Entretanto, a representante da OIM disse que nos últimos dois anos, como resultado do intercambio entre associações de mineiros moçambicanos, parceiros e os governos de Moçambique e da África do Sul, registaram-se grandes avanços e há sinais de melhorias.
“Em abril de 2022, conseguimos reunir pela primeira vez na historia de Moçambique todos os atores envolvidos nesse processo, as entidades governamentais de alguns países, representantes das empresas que exploram as minas da Africa do Sul, associações da sociedade civil, principalmente dos mineiros moçambicanos, setor privado e parceiros para se eliminar as barreiras que dificultam o processo e se chegar a um acordo para realmente se avançar e fazer chegar as compensações aos mineiros moçambicanos.
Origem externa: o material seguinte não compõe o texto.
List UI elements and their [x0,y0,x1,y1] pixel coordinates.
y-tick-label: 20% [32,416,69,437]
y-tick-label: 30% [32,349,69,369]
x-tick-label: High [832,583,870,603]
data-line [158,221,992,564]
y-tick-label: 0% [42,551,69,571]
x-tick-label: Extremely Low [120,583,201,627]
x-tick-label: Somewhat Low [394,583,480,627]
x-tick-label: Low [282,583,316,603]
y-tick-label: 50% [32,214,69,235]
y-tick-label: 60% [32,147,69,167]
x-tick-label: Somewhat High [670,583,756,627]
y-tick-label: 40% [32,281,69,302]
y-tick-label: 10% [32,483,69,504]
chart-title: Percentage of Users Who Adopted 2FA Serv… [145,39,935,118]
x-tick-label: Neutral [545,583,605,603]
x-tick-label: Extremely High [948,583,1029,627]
Acreditamos que em breve teremos os resultados desses esforços", referiu Sandrine Martin.
Saúde e segurança
O mineiro César Mandlate, que conhece bem a realidade na África do Sul, aponta algumas medidas que estão a ser adotadas para garantir o bem-estar dos trabalhadores moçambicanos.
"Neste momento, em termos de saúde e segurança, temos um hospital em Ressano Garcia onde a gente efetua contratos de trabalho. O nosso Governo, em coordenação com a associação dos mineiros e outras associações que fazem parte, contribuiu no sentido de organizar agentes de saúde para a requalificação da saúde dos mineiros. É uma das formas que nos ajuda a melhorar a saúde e prevenir de qualquer doença", comentou o trabalhador moçambicano.
Condições de Trabalho
Vitor Cossa, presidente da Associação dos Trabalhadores das Minas e Farmas da África do Sul (ATMIFAS), considera que a atual situação laboral dos mineiros moçambicanos é favorável. A grande preocupação neste momento é a redução da contratação da mão de obra estrangeira naquele país.
"Muita coisa melhorou, estamos a falar da tecnologia, estamos a falar da capacitação dos próprios trabalhadores, reclamar uma e outra questão é aquilo que às vezes tem existido, mas as dificuldades que nós temos ultimamente é a redução da mão de obra moçambicana. A política sul-africana já não aceita contratar estrangeiros para as minas, só estão a contratar os nativos. Chegamos a atingir 64.000 trabalhadores, mas agora só estamos a falar de 20.000 trabalhadores", constata Vitor Cossa.
A representante da Organização Internacional para Migrações, Sandrine Martin, considera que a coordenação entre setores é a principal chave para a resolução dos problemas dos mineiros moçambicanos.
"Uma coisa que é essencial é ter uma boa colaboração entre a Associações dos Mineiros Moçambicanos, o Ministério do Trabalho e Ministério da Saúde, porque o Governo tem a responsabilidade de proteger os seus trabalhadores. O esforço que o Ministério do Trabalho está a vigorar agora para assegurar que todos os trabalhadores migrantes estão a trabalhar em condições legais e éticas", conclui.